According to the FHA, these temporary guidelines will help streamline the administration’s condominium recertification process and expand the eligibility of acceptable “owner-occupied” units to include second homes that are not investor owned. They will remain in effect throughout the year until the FHA implements a more comprehensive condominium rule change, and will take the following actions:
- Modify the requirements for condominium project recertification.
- Revise the calculation of the FHA’s required owner-occupancy percentage.
- Expand eligible condominium project insurance coverages.

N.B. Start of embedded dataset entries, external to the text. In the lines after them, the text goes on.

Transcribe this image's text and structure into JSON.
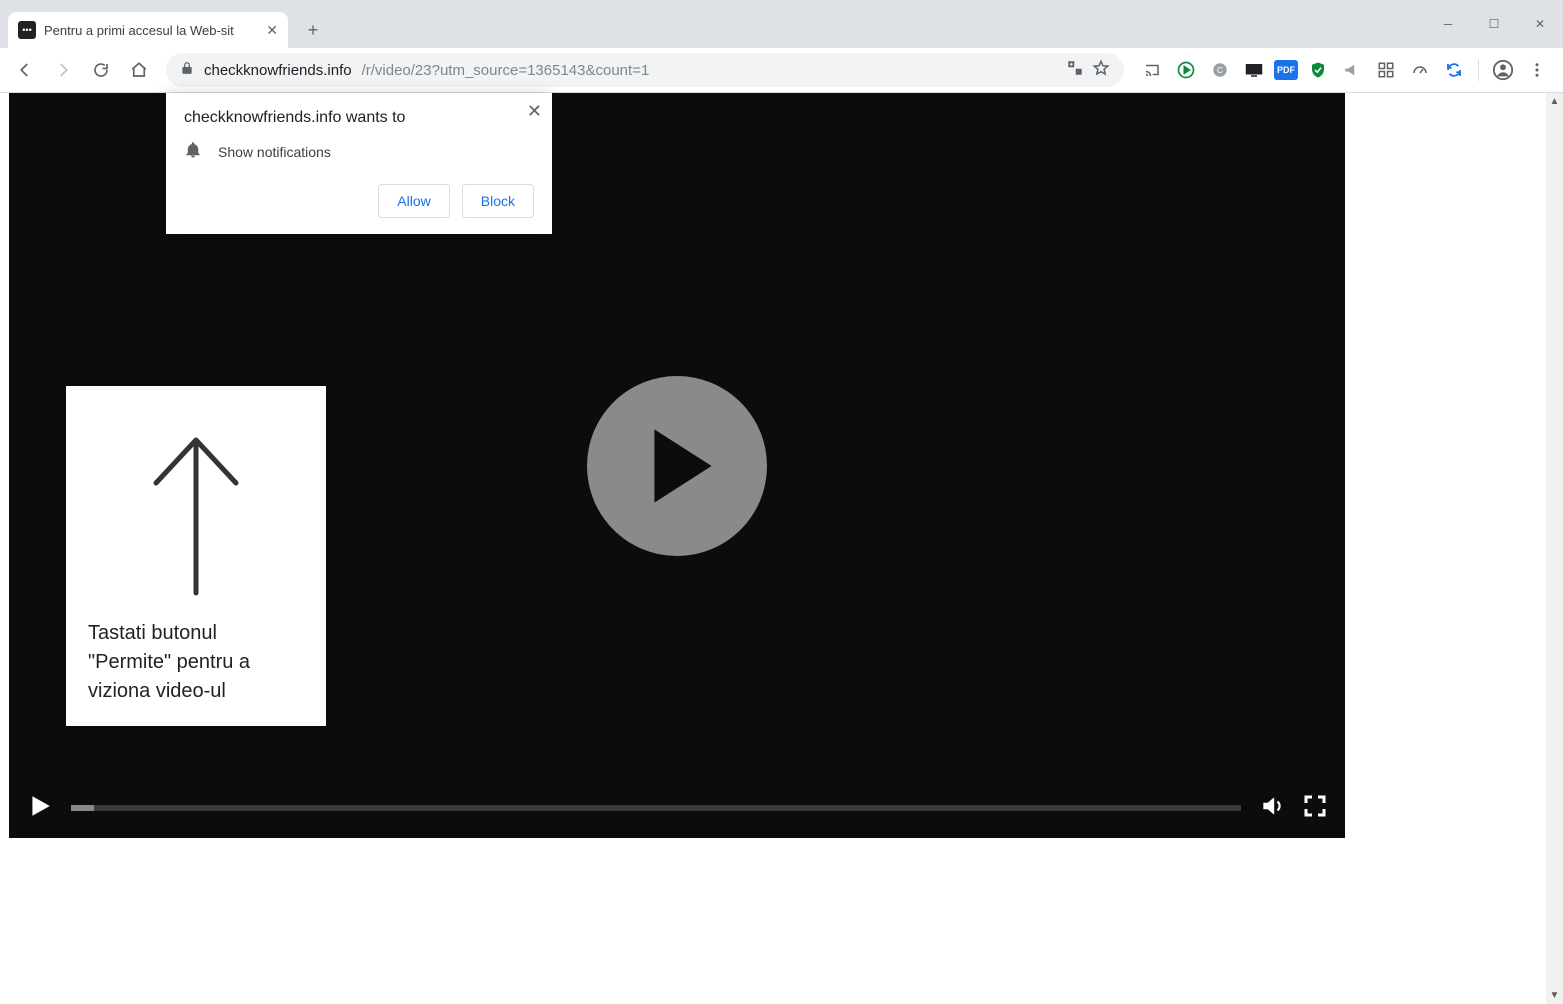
{
  "tab": {
    "title": "Pentru a primi accesul la Web-sit"
  },
  "address": {
    "host": "checkknowfriends.info",
    "path": "/r/video/23?utm_source=1365143&count=1"
  },
  "notification": {
    "origin_line": "checkknowfriends.info wants to",
    "permission_label": "Show notifications",
    "allow_label": "Allow",
    "block_label": "Block"
  },
  "instruction": {
    "text": "Tastati butonul \"Permite\" pentru a viziona video-ul"
  },
  "video": {
    "progress_percent": 2
  }
}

In regards to recertification, FHA-approved condominium projects require recertification every two years to ensure that the project is still in compliance with the administration’s eligibility requirements, and to make sure that no conditions exist that would present an unacceptable risk to the FHA. For existing condominium projects seeking recertification, the FHA will now only require applicants to submit documents reflecting any substantive changes since the project’s prior approval.
When it comes to the calculation of the required owner-occupancy percentage (50%), the FHA’s current procedure has now been modified to allow units that are not investor-owned to be considered owner-occupied for the purpose of condominium project approval. As stipulated by the FHA, a condominium is considered to be owner-occupied when it is not: tenant occupied; vacant or listed for rent; existing (previously occupied), vacant, and listed for sale; or under contract to a purchaser who does not intend to occupy the unit as a principal residence or secondary residence.

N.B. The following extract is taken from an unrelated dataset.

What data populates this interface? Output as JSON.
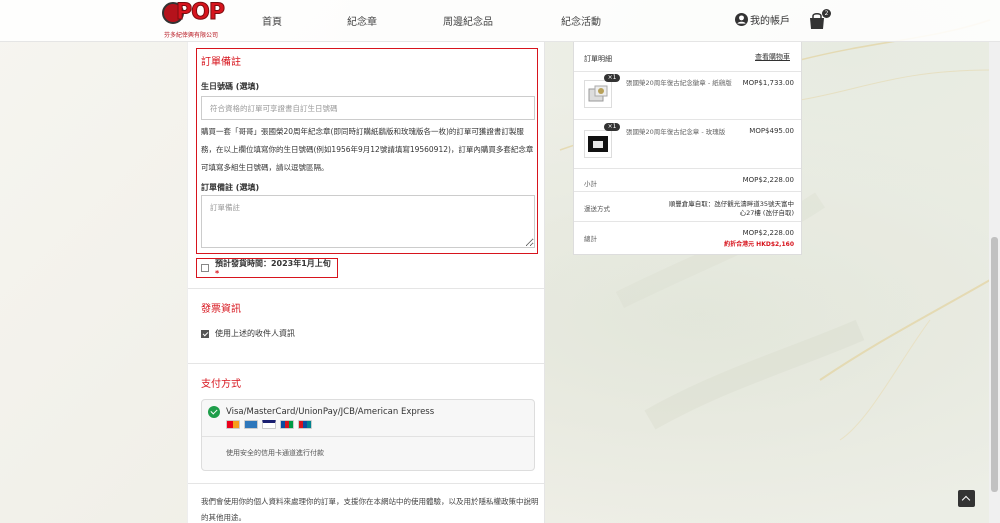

Lastly, when talking about eligible insurance coverages, the Homeowners’ Associations are required to maintain adequate “master” or “blanket” property insurance in an amount equal to 100% of the current replacement costs of the condominium (exclusive of land, foundation, excavation, and other items normally excluded from coverage). Insurance coverage for condominium project approvals that consist of pooled policies for affiliated projects, state-run plans, or that contain coinsurance obligations on the part of the policy holder are now permitted to satisfy this requirement.